I so appreciated the comment one woman made to me. I don't recall the exact words, but I do recall the feeling of being 100% understood and supported. She said she tried to imagine what it would be like to not be allowed to be with her children, to be a part of their lives and parent them every day, and that the thought was so horrid to her, she felt sure she would be devastated and barely able to handle it if her children were kept from her. It was very difficult to even think about--the thought was so painful.

Another place support is needed is when the single mom needs people to be open with, people who will listen to her pain and grief and genuinely CARE. I admit I'm a talker. I lived alone, I worked alone. I had no human being to talk to most of the time. It was painful at church when people wanted to limit our conversations to the 30 second variety of "hi, great weather, bye." And then they went home to their husbands and children, and I went home alone--again.

Suggestions that I go to a counselor felt like a slap in the face. It felt like they were saying I was unimportant, unwanted, that I needed to PAY someone to take the time to listen to me, to share my pain. I did try the counselor route, and it did not help. It only made the pain of my loneliness and my longing for my daughter all the more raw. It highlighted the lack of genuine caring of those around me.

Another source of pain was that they never called me to ask how I was, how my week was going. I had to call them. They usually talked to me, but also excused themselves if their children came home from school, if their husband was home from work, whatever. I finally understood that they really did not want to talk to me, and I tried very hard to stop calling, in spite of my huge need for emotional support. (When I didn't get support for a week or so, I tended to get very stressed, which resulted panic attacks.) No one called or made an effort to keep up the relationship. I guess I was seen as too needy, perhaps as someone who "sucked the life out of them."

I started keeping my mouth shut. With God's help I carried the burden alone, deciding it must be too much for people to handle. I thought perhaps they wanted me to help them carry their burdens, even though I was dealing with a super-full load of major trauma myself. But keeping mum about my situation. Asking them about theirs didn't result in close or long-term friendships, either.

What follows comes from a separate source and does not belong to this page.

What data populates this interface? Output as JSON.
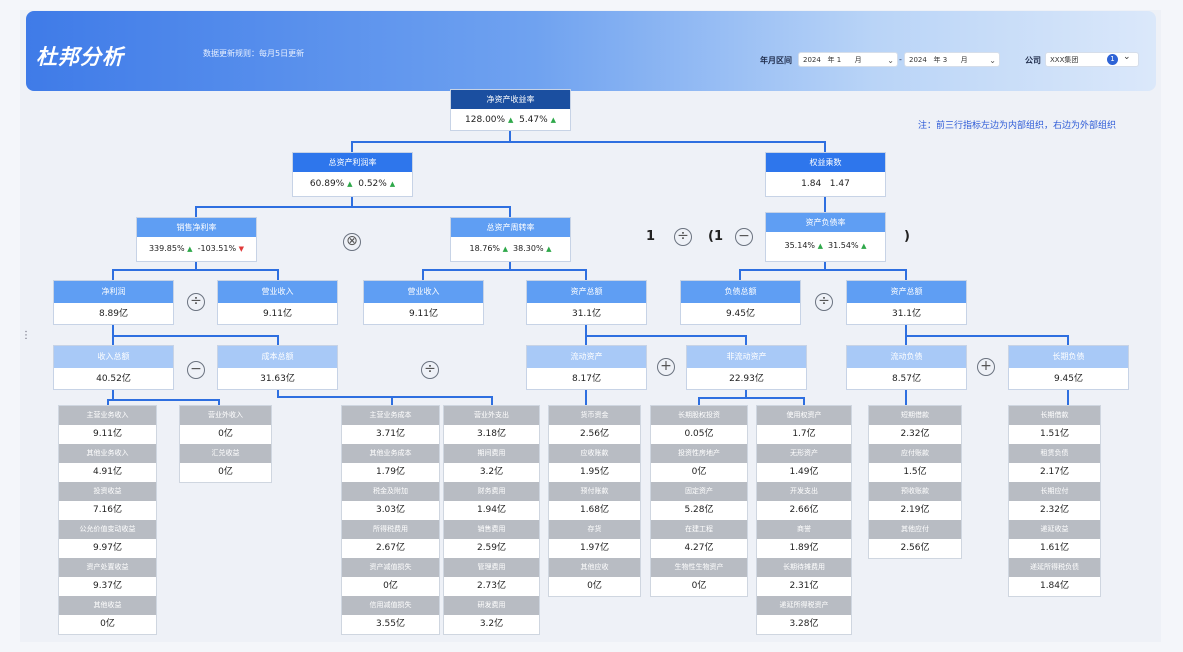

Even if I was successful at laying aside my own grief and pain, I still had no trust-worthy spouse to consult about parenting, about my daughter's needs. Although some women did listen to me, I often got the sense from their suggestions that they didn't understand.

In addition, my daughter needed one or two men to step forward and model for her what a respectful, loving dad was like, but men (and their wives) shied away from that, too. I didn't want to leave her alone with a man, I just thought if perhaps a family would include the two of us in their family time at least once a month, and allow my daughter to be their daughter, too, that could meet her need to see real manhood in action. But that didn't happen, either. It took a school teacher, secular and bordering on atheist, to show her what a father-figure is like.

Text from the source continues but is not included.